Can I take a look at your CMakelists file, please?

I believe all I used to compile was this line in the terminal.

g++ -std=c++11 main.cpp -I/usr/include -lopencv_core -lopencv_gpu -lopencv_highgui -lopencv_imgproc -o OpenCV_dft

Okay thank you
Can you update the changes you made in that for loop, please?

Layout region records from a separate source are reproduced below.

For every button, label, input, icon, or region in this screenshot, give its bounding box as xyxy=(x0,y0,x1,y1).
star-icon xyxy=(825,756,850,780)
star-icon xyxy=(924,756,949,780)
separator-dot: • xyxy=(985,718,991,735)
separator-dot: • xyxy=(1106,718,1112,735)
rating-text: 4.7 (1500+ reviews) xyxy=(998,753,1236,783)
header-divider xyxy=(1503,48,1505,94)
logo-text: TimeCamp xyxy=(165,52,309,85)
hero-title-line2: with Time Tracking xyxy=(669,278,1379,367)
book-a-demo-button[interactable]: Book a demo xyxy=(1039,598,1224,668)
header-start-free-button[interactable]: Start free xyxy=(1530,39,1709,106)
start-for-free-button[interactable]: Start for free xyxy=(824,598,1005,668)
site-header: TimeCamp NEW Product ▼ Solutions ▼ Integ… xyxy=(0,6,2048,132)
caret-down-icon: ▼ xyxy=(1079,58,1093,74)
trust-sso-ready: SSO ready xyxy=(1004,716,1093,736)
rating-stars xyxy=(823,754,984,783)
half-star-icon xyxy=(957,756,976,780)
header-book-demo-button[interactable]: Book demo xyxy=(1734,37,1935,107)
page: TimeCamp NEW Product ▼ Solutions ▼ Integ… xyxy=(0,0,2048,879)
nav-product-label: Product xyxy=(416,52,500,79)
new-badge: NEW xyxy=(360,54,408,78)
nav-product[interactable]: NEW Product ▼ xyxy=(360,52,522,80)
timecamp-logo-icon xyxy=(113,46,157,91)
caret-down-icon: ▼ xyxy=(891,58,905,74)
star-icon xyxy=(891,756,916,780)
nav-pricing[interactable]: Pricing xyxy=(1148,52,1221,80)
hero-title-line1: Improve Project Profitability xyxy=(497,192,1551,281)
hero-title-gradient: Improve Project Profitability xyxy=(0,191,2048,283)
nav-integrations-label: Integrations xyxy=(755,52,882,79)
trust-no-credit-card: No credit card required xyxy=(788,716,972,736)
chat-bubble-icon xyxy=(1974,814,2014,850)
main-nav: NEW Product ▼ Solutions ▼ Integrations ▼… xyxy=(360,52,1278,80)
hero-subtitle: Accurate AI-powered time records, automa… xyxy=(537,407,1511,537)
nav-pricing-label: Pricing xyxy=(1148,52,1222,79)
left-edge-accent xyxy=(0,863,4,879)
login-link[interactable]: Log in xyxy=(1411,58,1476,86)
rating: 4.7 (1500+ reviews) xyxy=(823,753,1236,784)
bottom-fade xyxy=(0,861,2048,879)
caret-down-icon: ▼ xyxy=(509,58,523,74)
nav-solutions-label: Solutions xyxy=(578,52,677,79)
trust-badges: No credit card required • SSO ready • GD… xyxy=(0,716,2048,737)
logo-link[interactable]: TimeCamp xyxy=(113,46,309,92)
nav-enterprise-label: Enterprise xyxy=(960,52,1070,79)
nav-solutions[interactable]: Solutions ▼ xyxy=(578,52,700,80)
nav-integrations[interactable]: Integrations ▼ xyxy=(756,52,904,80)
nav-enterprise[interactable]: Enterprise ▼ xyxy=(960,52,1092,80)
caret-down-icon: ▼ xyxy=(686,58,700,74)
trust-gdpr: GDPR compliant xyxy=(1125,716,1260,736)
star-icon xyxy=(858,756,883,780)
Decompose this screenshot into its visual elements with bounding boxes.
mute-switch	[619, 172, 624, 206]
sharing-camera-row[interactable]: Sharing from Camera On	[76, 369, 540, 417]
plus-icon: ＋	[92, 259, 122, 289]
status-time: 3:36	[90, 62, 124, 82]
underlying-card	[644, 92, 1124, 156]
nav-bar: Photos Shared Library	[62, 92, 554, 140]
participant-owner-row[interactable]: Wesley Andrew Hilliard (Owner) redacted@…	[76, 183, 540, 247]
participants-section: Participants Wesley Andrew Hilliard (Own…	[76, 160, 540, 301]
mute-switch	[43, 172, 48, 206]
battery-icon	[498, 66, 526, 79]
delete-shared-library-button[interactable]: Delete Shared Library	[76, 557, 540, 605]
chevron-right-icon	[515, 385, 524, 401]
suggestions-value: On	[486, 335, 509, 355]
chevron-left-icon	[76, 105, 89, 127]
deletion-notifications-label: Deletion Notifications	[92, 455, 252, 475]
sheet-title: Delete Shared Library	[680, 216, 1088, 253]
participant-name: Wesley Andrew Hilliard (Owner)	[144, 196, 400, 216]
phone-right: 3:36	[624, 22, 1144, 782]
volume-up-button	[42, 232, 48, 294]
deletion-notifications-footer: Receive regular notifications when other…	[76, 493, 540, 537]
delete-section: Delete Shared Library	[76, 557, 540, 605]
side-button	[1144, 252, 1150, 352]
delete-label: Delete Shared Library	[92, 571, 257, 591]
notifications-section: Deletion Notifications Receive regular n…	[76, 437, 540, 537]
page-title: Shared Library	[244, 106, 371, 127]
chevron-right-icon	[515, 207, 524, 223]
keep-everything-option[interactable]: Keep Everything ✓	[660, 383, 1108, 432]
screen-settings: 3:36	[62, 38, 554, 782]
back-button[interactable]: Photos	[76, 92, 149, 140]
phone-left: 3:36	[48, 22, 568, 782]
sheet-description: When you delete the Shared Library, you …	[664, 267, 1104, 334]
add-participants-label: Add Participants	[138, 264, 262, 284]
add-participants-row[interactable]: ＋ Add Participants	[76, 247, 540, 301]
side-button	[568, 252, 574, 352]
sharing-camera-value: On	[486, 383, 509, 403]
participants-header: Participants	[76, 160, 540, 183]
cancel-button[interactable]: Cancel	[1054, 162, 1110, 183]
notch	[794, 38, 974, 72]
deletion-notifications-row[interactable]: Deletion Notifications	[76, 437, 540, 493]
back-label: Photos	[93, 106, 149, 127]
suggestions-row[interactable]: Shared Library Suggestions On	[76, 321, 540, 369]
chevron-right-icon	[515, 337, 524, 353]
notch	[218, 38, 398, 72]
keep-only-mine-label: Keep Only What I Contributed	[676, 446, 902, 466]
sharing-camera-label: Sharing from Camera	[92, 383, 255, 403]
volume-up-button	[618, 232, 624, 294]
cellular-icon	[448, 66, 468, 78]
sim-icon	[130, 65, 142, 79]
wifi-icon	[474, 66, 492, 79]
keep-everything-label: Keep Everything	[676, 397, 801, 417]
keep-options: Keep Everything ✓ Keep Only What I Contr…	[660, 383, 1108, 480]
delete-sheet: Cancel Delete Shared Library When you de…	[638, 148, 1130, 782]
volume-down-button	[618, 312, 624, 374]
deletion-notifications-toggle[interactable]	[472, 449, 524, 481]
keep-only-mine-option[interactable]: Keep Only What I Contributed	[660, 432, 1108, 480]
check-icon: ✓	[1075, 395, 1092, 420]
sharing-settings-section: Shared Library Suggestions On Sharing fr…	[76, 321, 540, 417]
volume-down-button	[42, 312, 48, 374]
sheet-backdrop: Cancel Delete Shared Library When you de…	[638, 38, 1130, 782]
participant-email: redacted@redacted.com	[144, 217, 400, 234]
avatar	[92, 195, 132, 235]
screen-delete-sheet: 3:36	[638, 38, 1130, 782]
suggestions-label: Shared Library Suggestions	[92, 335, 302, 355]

#include <opencv2/core/core.hpp>
#include <opencv2/opencv.hpp>
#include <opencv2/highgui/highgui.hpp>
#include <opencv2/gpu/gpu.hpp>
#include <opencv2/gpu/gpumat.hpp>
#include <iostream>



int main()
{
        cv::Mat image =cv::imread("test.pgm",CV_LOAD_IMAGE_GRAYSCALE);
        cv::imshow("image",image);

        int height, width;
        height = image.rows;
        width = image.cols;
        cv::Size s = image.size();
        height = s.height;
        width = s.width;

        //Convert to 32-bit floating point
        image.convertTo(image,CV_32FC1);
        
        //GPU-DFT
        int device =cv::gpu::getCudaEnabledDeviceCount();
        std::cout<<"Number of CUDA devices: "<< device << std::endl;
        int getD = cv::gpu::getDevice();
        cv::gpu::setDevice(getD);
        //Get dft size
        int h =cv:: getOptimalDFTSize( image.rows );
        int w =cv:: getOptimalDFTSize( image.cols );
        cv::Size dftsize(h,w);
        cv::Mat sizedimage;
        cv::Mat transform = cv::Mat(h,w/2+1,CV_32FC2);
        //Resize Image
        cv::resize(image,sizedimage,dftsize);
        //Upload image to GpuMat
        cv::gpu::GpuMat gputransform = cv::gpu::GpuMat(h,w/2+1,CV_32FC2);
        cv::gpu::GpuMat gpuimage;
        gpuimage.upload(sizedimage);
        
        for (int i=0;i<10;i++) {
        //DFT
        double t = (double)cv::getTickCount();
        cv::gpu::dft(gpuimage,gputransform,sizedimage.size());
        t = ((double)cv::getTickCount() - t)/cv::getTickFrequency();
        std::cout<<"GPU-DFT: Time"<<t << std::endl;
        }

        //Download transformed image to CPU
        gputransform.download(transform);

        //CPU-DFT
        cv::Mat cputransform = cv::Mat(h,w/2+1,CV_32FC2);
        for (int i=0;i<10;i++) {
        double totalcputime = (double)cv::getTickCount();
        cv::dft(sizedimage,cputransform);
        totalcputime = ((double)cv::getTickCount() - totalcputime)/cv::getTickFrequency();
        std::cout<<"CPU-DFT Time: "<<totalcputime<<std::endl;
        }
return 0;

How can you explain that time improvement?
And how can this be useful in practice if we have to iterate 10 times the dft?